Anthoine va fréquenter les circuits de karting jusqu’en 2012. Il termine deux fois champion de France, et monte en 2012 en 3e position sur le podium du Championnat du monde des moins de 18 ans. Charles Leclerc suit une trajectoire parallèle. Lui aussi a commencé le kart très jeune : à l’âge de 5 ans, il pilote à Brignoles sur le circuit du père d’un autre futur champion, Jules Bianchi. Ce monde est tout petit… 

Charles sera recommandé par le jeune coureur et entrera dans l’écurie de son agent, le fils de Jean Todt, Nicolas, qui va financer sa carrière. « Jules était le héros de Charles, son parrain sportif et son modèle, raconte Nicolas Todt. Sa mort l’a dévasté. Celle de son propre père est arrivée peu après. Des épreuves très dures, mais qu’il a su affronter. » 

Jules Bianchi trouve la mort, en 2015, à 25 ans, pendant le Grand Prix du Japon.
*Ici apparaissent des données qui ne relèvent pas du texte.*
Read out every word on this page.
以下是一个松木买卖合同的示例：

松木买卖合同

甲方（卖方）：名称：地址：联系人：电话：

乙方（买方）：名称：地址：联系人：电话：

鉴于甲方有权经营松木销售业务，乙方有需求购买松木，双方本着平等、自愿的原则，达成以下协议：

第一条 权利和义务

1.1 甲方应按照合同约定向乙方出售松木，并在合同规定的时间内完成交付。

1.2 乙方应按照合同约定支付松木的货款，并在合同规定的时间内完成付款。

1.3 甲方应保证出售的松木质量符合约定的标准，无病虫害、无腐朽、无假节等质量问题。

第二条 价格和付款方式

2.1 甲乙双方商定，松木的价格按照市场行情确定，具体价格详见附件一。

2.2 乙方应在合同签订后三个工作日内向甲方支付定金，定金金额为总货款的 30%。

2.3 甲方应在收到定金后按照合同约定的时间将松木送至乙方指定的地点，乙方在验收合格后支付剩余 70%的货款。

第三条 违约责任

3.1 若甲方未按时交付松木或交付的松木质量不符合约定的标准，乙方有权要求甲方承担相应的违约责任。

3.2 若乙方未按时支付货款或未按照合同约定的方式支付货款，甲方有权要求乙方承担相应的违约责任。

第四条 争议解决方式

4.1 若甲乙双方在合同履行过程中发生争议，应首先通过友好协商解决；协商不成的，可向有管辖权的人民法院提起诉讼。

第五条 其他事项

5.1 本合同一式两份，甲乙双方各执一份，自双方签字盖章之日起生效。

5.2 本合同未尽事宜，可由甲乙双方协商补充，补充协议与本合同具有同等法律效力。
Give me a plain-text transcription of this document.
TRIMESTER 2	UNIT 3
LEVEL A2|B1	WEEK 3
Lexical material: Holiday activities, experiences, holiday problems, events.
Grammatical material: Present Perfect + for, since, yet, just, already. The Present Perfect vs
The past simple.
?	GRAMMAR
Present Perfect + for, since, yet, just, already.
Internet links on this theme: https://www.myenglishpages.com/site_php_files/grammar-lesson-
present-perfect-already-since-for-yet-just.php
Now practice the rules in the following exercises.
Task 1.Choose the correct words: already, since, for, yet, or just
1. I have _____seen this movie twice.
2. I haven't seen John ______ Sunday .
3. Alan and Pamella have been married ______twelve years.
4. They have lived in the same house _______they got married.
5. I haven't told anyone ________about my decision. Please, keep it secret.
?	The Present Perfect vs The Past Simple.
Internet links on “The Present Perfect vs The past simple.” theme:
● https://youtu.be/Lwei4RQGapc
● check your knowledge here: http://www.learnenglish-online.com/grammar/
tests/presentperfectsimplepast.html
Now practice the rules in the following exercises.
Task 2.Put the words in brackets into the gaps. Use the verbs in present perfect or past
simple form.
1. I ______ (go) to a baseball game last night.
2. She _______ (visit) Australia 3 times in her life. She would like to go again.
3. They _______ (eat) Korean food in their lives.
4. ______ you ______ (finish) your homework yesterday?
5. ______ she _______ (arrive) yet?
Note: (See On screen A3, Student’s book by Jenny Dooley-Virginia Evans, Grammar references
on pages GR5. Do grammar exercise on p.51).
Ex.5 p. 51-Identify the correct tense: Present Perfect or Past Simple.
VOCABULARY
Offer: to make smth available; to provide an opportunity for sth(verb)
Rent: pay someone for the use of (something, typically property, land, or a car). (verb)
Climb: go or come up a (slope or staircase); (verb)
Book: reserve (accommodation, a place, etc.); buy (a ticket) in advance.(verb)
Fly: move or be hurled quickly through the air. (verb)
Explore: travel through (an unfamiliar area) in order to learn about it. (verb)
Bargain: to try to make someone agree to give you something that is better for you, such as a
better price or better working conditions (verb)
Charles Leclerc, qui a le sens de la fidélité en amitié, porte dès lors sur son casque l’inscription : #17JB. Le numéro et les initiales de son champion. Il aura la même attention lors du GP de Belgique, et fera inscrire sur le flanc de sa Ferrari : « #19 Racing for Anthoine ». Il griffonne sur son volant : « RIP Tonio. »

L’annonce de l’accident l’a bouleversé. « Anthoine et Charles se connaissaient depuis l’adolescence, explique Nicolas Todt. Quand vous perdez à cet âge-là un gars qui est l’un des vôtres, c’est horrible. C’est pour cette raison que, le lendemain, Charles a célébré sa victoire avec beaucoup de retenue. Toute la communauté du sport automobile était sous le choc. Elle n’avait pas la tête à la fête. Sur le podium, ils se sont abstenus de s’asperger avec les bouteilles de champagne. » 

Le danger plane en permanence au-dessus des circuits, mais, pour les pilotes, la passion doit l’emporter sur les risques. Le professionnalisme exige qu’au moment où ils s’installent dans leur cockpit ils fassent abstraction de leurs états d’âme. Ce qu’Alain Prost résume en une phrase lapidaire : « Faire une minute de silence, puis monter dans sa voiture et passer le raidillon de l’Eau rouge [le piège absolu, à Spa] à fond dès le premier tour… » C’est l’exploit qu’a réalisé Charles Leclerc : « Je n’avais jamais été confronté à une telle situation dans une course, confie-t-il à L’Equipe. Mais fermer la visière et passer à la même vitesse que la veille à l’endroit où Anthoine s’est tué, c’est le boulot… »

Leclerc l’a effectué avec brio, arrachant la victoire en moins d’une seconde en résistant à l’incroyable remontée du quintuple champion du monde Lewis Hamilton. Les circonstances de ce succès sur l’un des circuits les plus difficiles du monde – il est surnommé « le toboggan des Ardennes » –, propulsent le Monégasque dans les annales de la F1. 

Anthoine, lui, y avait rendez-vous avec son destin. Il restera pour toujours un espoir trop tôt perdu. Champion de France de F4 en 2013 à 17 ans, sacré champion en GP3 à 22, il avait effectué sa transition en monoplace comme un adolescent perd sa graisse de bébé.

Ces performances lui avaient ouvert les portes de la Renault Sport Academy, qui prépare six jeunes pilotes prometteurs à la consécration en formule 1. Alain Prost appréciait ses qualités :« Il avançait à petits pas, à pas comptés, mais avec une grande détermination dans l’ordre des championnats, avec une très grande humilité, à sa façon. »

« Je crois que ce qui le caractérisait, c’était son engagement et ses capacités de travail. C’est le plus gros bosseur qu’on ait eu à l’académie. Je ne sais pas s’il aurait été un grand pilote de F1, mais personne ne pouvait parier jusqu’où il pouvait aller et où il s’arrêterait. »

— Alain Prost

Des qualités que confirme Cyril Abiteboul, le directeur de Renault Sport Racing. « Non seulement il était très sympa, mais il était aussi très intelligent. Il avait fait des essais prometteurs avec nous en F1 en Autriche. J’appréciais son approche personnelle, une philosophie des rapports humains avec les ingénieurs, les techniciens. C’est exactement ce qu’il faut pour être performant. » 

Anthoine est mort sur un circuit, dans sa voiture, à 250 kilomètres-heure, comme il avait toujours voulu vivre. Victime d’un accident dont l’enquête judiciaire devra déterminer les causes, il laisse derrière lui une mère au courage hors normes, Nathalie, son frère Victhor, Julie, son amoureuse depuis trois ans, d’innombrables amis, mais aussi le respect et les regrets de la communauté du sport automobile. Il allait avoir 23 ans.